Temperature and seed germination

Abstract

Temperature can affect the percentage and rate of germination through at least three separate physiological processes. 1. Seeds continuously deteriorate and, unless in the meanwhile they are germinated, they will ultimately die. The rate of deterioration depends mainly on moisture content and temperature. The Q10 for rate of loss of viability in orthodox seeds consistently increases from about 2 at -10 degrees C to about 10 at 70 degrees C. 2. Most seeds are initially dormant. Relatively dry seeds continuously lose dormancy at a rate which is temperature-dependent. Unlike enzyme reactions, the Q10 remains constant over a wide range of temperature at least up to 55 degrees C, and typically has a value in the region of 2.5-3.8. Hydrated seeds respond quite differently: high temperatures generally reinforce dormancy or may even induce it. Low temperatures may also induce dormancy in some circumstances, but in many species they are stimulatory (stratification response), especially within the range -1 degree C to 15 degrees C. Small, dormant, hydrated seeds are usually also stimulated to germinate by alternating temperatures which typically interact strongly and positively with light (and often also with other factors including nitrate ions). The most important attributes of alternating temperatures are amplitude, mean temperature, the relative periods spent above and below the median temperature of the cycle (thermoperiod) and the number of cycles. 3. Once seeds have lost dormancy their rate of germination (reciprocal of the time taken to germinate) shows a positive linear relation between the base temperature (at and below which the rate is zero) and the optimum temperature (at which the rate is maximal); and a negative linear relation between the optimal temperature and the ceiling temperature (at and above which the rate is again zero).

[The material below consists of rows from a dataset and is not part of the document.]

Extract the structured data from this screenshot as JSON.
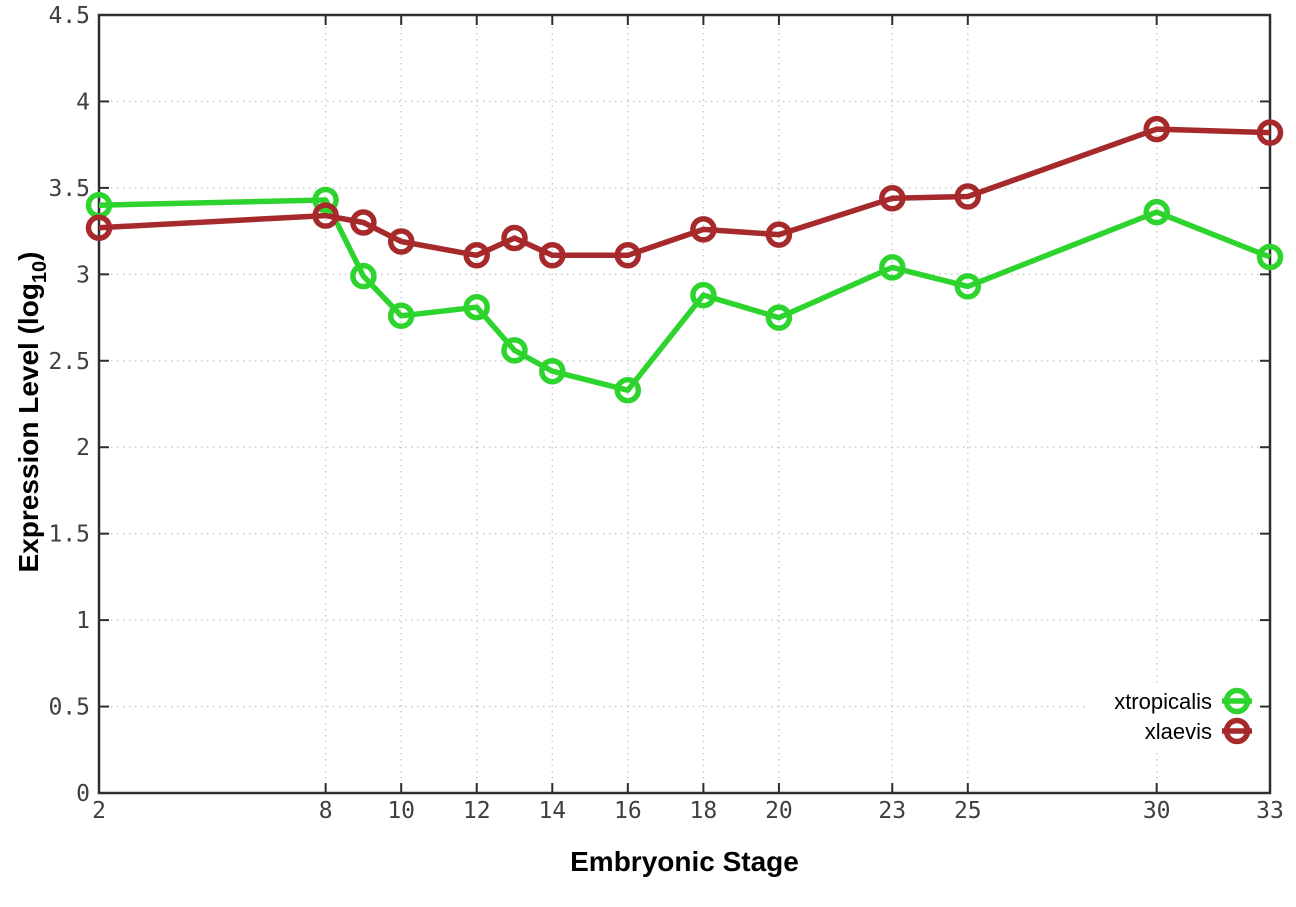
{
  "chart_data": {
    "type": "line",
    "title": "",
    "xlabel": "Embryonic Stage",
    "ylabel": "Expression Level (log10)",
    "ylabel_parts": {
      "main": "Expression Level (log",
      "sub": "10",
      "end": ")"
    },
    "x": [
      2,
      8,
      9,
      10,
      12,
      13,
      14,
      16,
      18,
      20,
      23,
      25,
      30,
      33
    ],
    "series": [
      {
        "name": "xtropicalis",
        "color": "#2ed42e",
        "values": [
          3.4,
          3.43,
          2.99,
          2.76,
          2.81,
          2.56,
          2.44,
          2.33,
          2.88,
          2.75,
          3.04,
          2.93,
          3.36,
          3.1
        ]
      },
      {
        "name": "xlaevis",
        "color": "#a6292b",
        "values": [
          3.27,
          3.34,
          3.3,
          3.19,
          3.11,
          3.21,
          3.11,
          3.11,
          3.26,
          3.23,
          3.44,
          3.45,
          3.84,
          3.82
        ]
      }
    ],
    "xlim": [
      2,
      33
    ],
    "ylim": [
      0,
      4.5
    ],
    "x_ticks": {
      "values": [
        2,
        8,
        10,
        12,
        14,
        16,
        18,
        20,
        23,
        25,
        30,
        33
      ],
      "labels": [
        "2",
        "8",
        "10",
        "12",
        "14",
        "16",
        "18",
        "20",
        "23",
        "25",
        "30",
        "33"
      ]
    },
    "y_ticks": {
      "values": [
        0,
        0.5,
        1,
        1.5,
        2,
        2.5,
        3,
        3.5,
        4,
        4.5
      ],
      "labels": [
        "0",
        "0.5",
        "1",
        "1.5",
        "2",
        "2.5",
        "3",
        "3.5",
        "4",
        "4.5"
      ]
    },
    "grid": true,
    "legend": {
      "position": "inside-bottom-right",
      "entries": [
        "xtropicalis",
        "xlaevis"
      ]
    }
  },
  "style": {
    "background": "#ffffff",
    "border_color": "#2e2e2e",
    "grid_color": "#c8c8c8",
    "tick_label_color": "#3f3f3f",
    "text_color": "#000000"
  }
}
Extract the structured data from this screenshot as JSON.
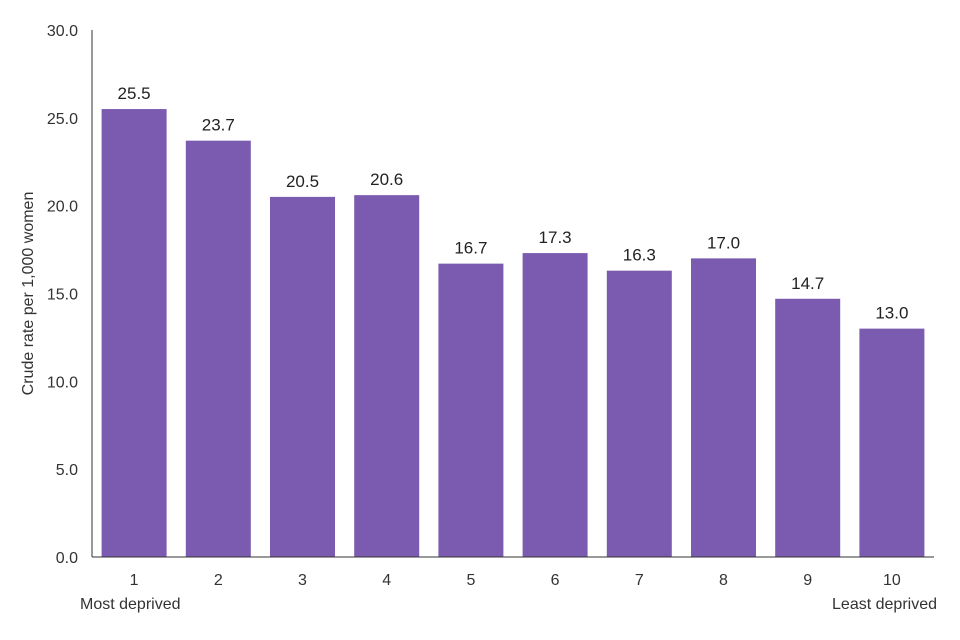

The optimum temperature for germination rate is typically higher than that required to achieve maximum percentage germination in partially dormant or partially deteriorated seed populations. None of the sub-cellular mechanisms which underlie any of these temperature relations are understood. Nevertheless, the temperature responses can all be quantified and are fundamental to designing seed stores (especially long term for genetic conservation), prescribing germination test conditions, and understanding seed ecology (especially that required for the control of weeds).